Ahora, frente al Parque Colón, la Catedral señorea otra vez con aires góticos y renacentistas, estilos en armonía perfecta con las líneas contemporáneas de los variados colores de sus cristales, renovados en 1990 por Rincón Mora, artista local de gran prestigio.

PODER DEL COLOR Justamente ese efecto de optimismo y alegría que da la danza entre la luz del sol o los cirios y los colores a través de los cristales, fue descubierto por Carlomagno, quien necesitaba rodearse de personas confiadas en su poderío.
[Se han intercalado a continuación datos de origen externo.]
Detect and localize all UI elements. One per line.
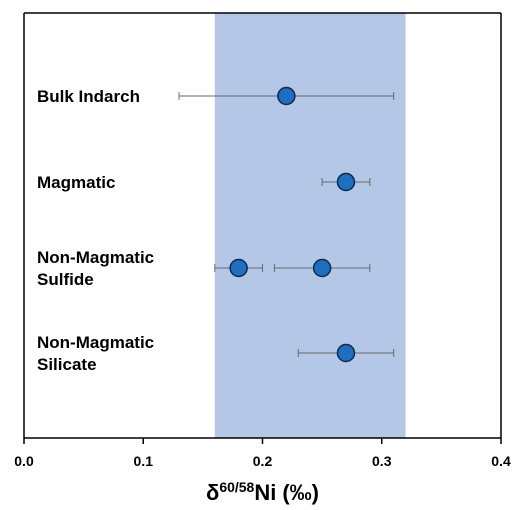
- category-labels: Bulk Indarch Magmatic Non-Magmatic Sulfide N…: [37, 87, 154, 374]
- category-label: Silicate: [37, 355, 97, 374]
- shaded-band: [214, 13, 406, 438]
- x-tick-label: 0.3: [372, 453, 392, 469]
- category-label: Non-Magmatic: [37, 248, 154, 267]
- category-label: Sulfide: [37, 270, 94, 289]
- x-axis-label-superscript: 60/58: [219, 479, 254, 495]
- data-point: [229, 258, 248, 278]
- x-axis-label-unit: (‰): [282, 480, 319, 505]
- data-point: [336, 343, 356, 363]
- data-point: [277, 86, 296, 106]
- x-tick-label: 0.4: [491, 453, 511, 469]
- category-label: Magmatic: [37, 173, 115, 192]
- data-points: [229, 86, 356, 363]
- category-label: Non-Magmatic: [37, 333, 154, 352]
- x-ticks: 0.0 0.1 0.2 0.3 0.4: [14, 438, 511, 469]
- x-tick-label: 0.2: [253, 453, 273, 469]
- x-axis-label-element: Ni: [254, 480, 276, 505]
- data-point: [312, 258, 332, 278]
- x-tick-label: 0.1: [134, 453, 154, 469]
- x-axis-label: δ60/58Ni (‰): [206, 479, 319, 505]
- x-axis-label-delta: δ: [206, 480, 219, 505]
- category-label: Bulk Indarch: [37, 87, 140, 106]
- x-tick-label: 0.0: [14, 453, 34, 469]
- data-point: [336, 172, 356, 192]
Entonces, el bálsamo de las vidrieras era un recurso manipulador con un elevado reforzamiento, sin dudas, de la belleza para cubrir estéticamente los espacios humanos y contagiarlos con su poder.

En esa época del arte bizantino, los maestros vidrieros eran aún elementales en sus creaciones ya que todavía sentían una afición enorme por las formas geométricas. Pero entrado el siglo XI es cuando, junto a las varillas de plomo se unen a decenas de pequeños fragmentos de cristales pintados con los más diversos motivos, en especial místicos y de alabanza al Reino de los Cielos.
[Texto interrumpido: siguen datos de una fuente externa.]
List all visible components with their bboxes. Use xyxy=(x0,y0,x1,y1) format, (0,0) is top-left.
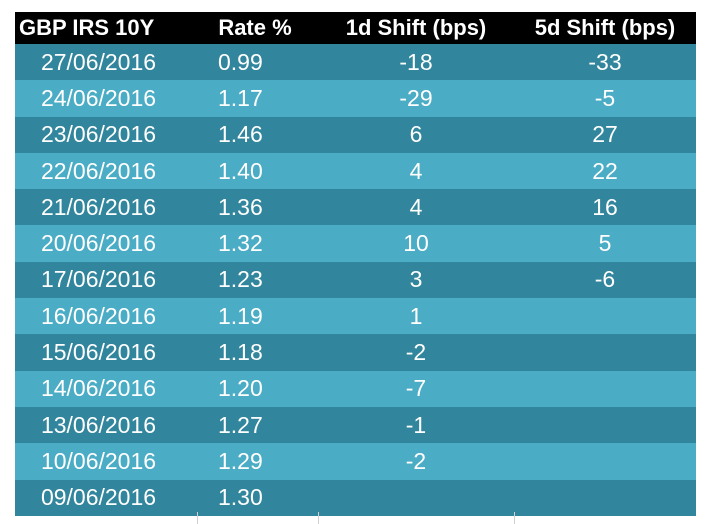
date-cell: 20/06/2016 xyxy=(15,225,192,262)
date-cell: 22/06/2016 xyxy=(15,152,192,190)
rate-cell: 1.46 xyxy=(192,116,318,153)
date-cell: 27/06/2016 xyxy=(15,44,192,81)
shift-5d-cell xyxy=(514,406,696,444)
rate-cell: 1.19 xyxy=(192,298,318,335)
shift-1d-cell: 3 xyxy=(318,261,514,299)
shift-1d-cell: 1 xyxy=(318,298,514,335)
shift-5d-cell xyxy=(514,443,696,480)
sheet-gridline xyxy=(197,512,198,524)
table-row: 14/06/2016 1.20 -7 xyxy=(15,370,696,407)
shift-1d-cell: -18 xyxy=(318,44,514,81)
rate-cell: 1.23 xyxy=(192,261,318,299)
rate-cell: 1.40 xyxy=(192,152,318,190)
shift-5d-cell xyxy=(514,370,696,407)
rate-cell: 1.30 xyxy=(192,479,318,516)
date-cell: 13/06/2016 xyxy=(15,406,192,444)
shift-1d-cell xyxy=(318,479,514,516)
rate-cell: 1.20 xyxy=(192,370,318,407)
table-row: 10/06/2016 1.29 -2 xyxy=(15,443,696,480)
shift-5d-cell: 16 xyxy=(514,189,696,226)
shift-1d-cell: 4 xyxy=(318,189,514,226)
shift-5d-cell: 5 xyxy=(514,225,696,262)
shift-1d-cell: 4 xyxy=(318,152,514,190)
shift-1d-cell: -7 xyxy=(318,370,514,407)
table-row: 09/06/2016 1.30 xyxy=(15,479,696,516)
table-row: 22/06/2016 1.40 4 22 xyxy=(15,152,696,190)
header-rate: Rate % xyxy=(192,12,318,44)
shift-1d-cell: -29 xyxy=(318,80,514,117)
date-cell: 24/06/2016 xyxy=(15,80,192,117)
table-header: GBP IRS 10Y Rate % 1d Shift (bps) 5d Shi… xyxy=(15,12,696,44)
rate-cell: 0.99 xyxy=(192,44,318,81)
shift-1d-cell: 10 xyxy=(318,225,514,262)
gbp-irs-rates-table: GBP IRS 10Y Rate % 1d Shift (bps) 5d Shi… xyxy=(15,12,696,516)
date-cell: 14/06/2016 xyxy=(15,370,192,407)
date-cell: 10/06/2016 xyxy=(15,443,192,480)
shift-5d-cell xyxy=(514,334,696,371)
shift-1d-cell: 6 xyxy=(318,116,514,153)
shift-5d-cell xyxy=(514,479,696,516)
date-cell: 21/06/2016 xyxy=(15,189,192,226)
shift-5d-cell: -5 xyxy=(514,80,696,117)
rate-cell: 1.27 xyxy=(192,406,318,444)
sheet-gridline xyxy=(318,512,319,524)
sheet-gridline xyxy=(514,512,515,524)
rate-cell: 1.36 xyxy=(192,189,318,226)
header-row: GBP IRS 10Y Rate % 1d Shift (bps) 5d Shi… xyxy=(15,12,696,44)
table-row: 21/06/2016 1.36 4 16 xyxy=(15,189,696,226)
table-row: 15/06/2016 1.18 -2 xyxy=(15,334,696,371)
shift-1d-cell: -2 xyxy=(318,443,514,480)
shift-5d-cell: 22 xyxy=(514,152,696,190)
table-row: 13/06/2016 1.27 -1 xyxy=(15,406,696,444)
table-row: 23/06/2016 1.46 6 27 xyxy=(15,116,696,153)
date-cell: 09/06/2016 xyxy=(15,479,192,516)
rate-cell: 1.29 xyxy=(192,443,318,480)
date-cell: 17/06/2016 xyxy=(15,261,192,299)
rate-cell: 1.18 xyxy=(192,334,318,371)
date-cell: 23/06/2016 xyxy=(15,116,192,153)
table-row: 17/06/2016 1.23 3 -6 xyxy=(15,261,696,299)
table-body: 27/06/2016 0.99 -18 -33 24/06/2016 1.17 -29 -5 2… xyxy=(15,44,696,516)
date-cell: 16/06/2016 xyxy=(15,298,192,335)
rates-table-container: GBP IRS 10Y Rate % 1d Shift (bps) 5d Shi… xyxy=(15,12,696,516)
rate-cell: 1.17 xyxy=(192,80,318,117)
rate-cell: 1.32 xyxy=(192,225,318,262)
table-row: 16/06/2016 1.19 1 xyxy=(15,298,696,335)
table-row: 27/06/2016 0.99 -18 -33 xyxy=(15,44,696,81)
table-row: 20/06/2016 1.32 10 5 xyxy=(15,225,696,262)
shift-5d-cell: 27 xyxy=(514,116,696,153)
shift-5d-cell xyxy=(514,298,696,335)
shift-5d-cell: -33 xyxy=(514,44,696,81)
header-5d-shift: 5d Shift (bps) xyxy=(514,12,696,44)
header-1d-shift: 1d Shift (bps) xyxy=(318,12,514,44)
shift-1d-cell: -1 xyxy=(318,406,514,444)
table-row: 24/06/2016 1.17 -29 -5 xyxy=(15,80,696,117)
header-instrument: GBP IRS 10Y xyxy=(15,12,192,44)
shift-5d-cell: -6 xyxy=(514,261,696,299)
shift-1d-cell: -2 xyxy=(318,334,514,371)
date-cell: 15/06/2016 xyxy=(15,334,192,371)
No obstante, llegado el arte gótico, al filo del 1300, las iridiscentes tonalidades harían su entrada triunfal en tantas naves religiosas, primero, y más tarde, en otros períodos de la historia del arte, en palacios, comercios y hasta residencias.

Y para resumir este breve recorrido por el trayecto de los vitrales; no podía pasarse por alto entre nosotros los períodos, de 1890 a 1930, del Art Nouveau, el Liberty y el Decó. Su irreverencia está asociada con un lenguaje pictórico desafiante a través de estilizadas mujeres, flores y plantas. EL CARIBE A TRASLUZ Una cruz magenta enmarcada en un círculo de vidrio recibe al visitante en la principal Iglesia anglicana protestante de Antigua y Barbuda. Mientras que en la Iglesia de la Virgen del Valle, en la caribeña isla Margarita de Venezuela un pescador extasiado presiente el descenso de la venerada dona. En el primer caso, se trata de una ornamentación muy sobria. Y en el segundo, todo aquel que contemple el enorme y elegante vitral de la nave sabrá sin equívocos que se está en presencia de una realización tropical: un cocotero, dibujado a un costado, así lo hace ver.

A pesar de sus diferencias visuales, ambas tienen un denominador común; el sol. Y ese será el elemento distintivo con respecto a los vitrales confeccionados en Europa. Aunque de allí se hicieran a la mar para tropezar con estas costas, su mayor realce, su acabado exquisito se da en comunión con el reinado de claridad de una región perennemente tórrida.

Desde la Catedral de la Purísima Concepción, en la central provincia cubana de Cienfuegos, pasando por la Iglesia Anglicana de St. Jorge, en Montego Bay en el noroeste de Jamaica, transitando luego por la Catedral de la Santísima Trinidad, en Trinidad y Tobago, hasta llegar a la Catedral de Santa Marta en la Cartagena de Indias del Caribe colombiano, los rayos de colores brillantes se proyectan con orgullo contra todas las cosas.

Estos vitrales han sido “bendecidos” por un fenómeno de la naturaleza, por una radiación electromagnética: ¡La luz¡. Sin embargo ese cuasi ornamento dejó de ser exclusivo de los recintos beatíficos. Ya sea en hoteles, restaurantes o residencias, en las puertas de acceso o como acompañantes de ventanas de dos hojas, los vitrales de Kingston o La Habana, se despojaron de su seriedad eclesiástica para nutrirse con las polifacéticas vivencias populares.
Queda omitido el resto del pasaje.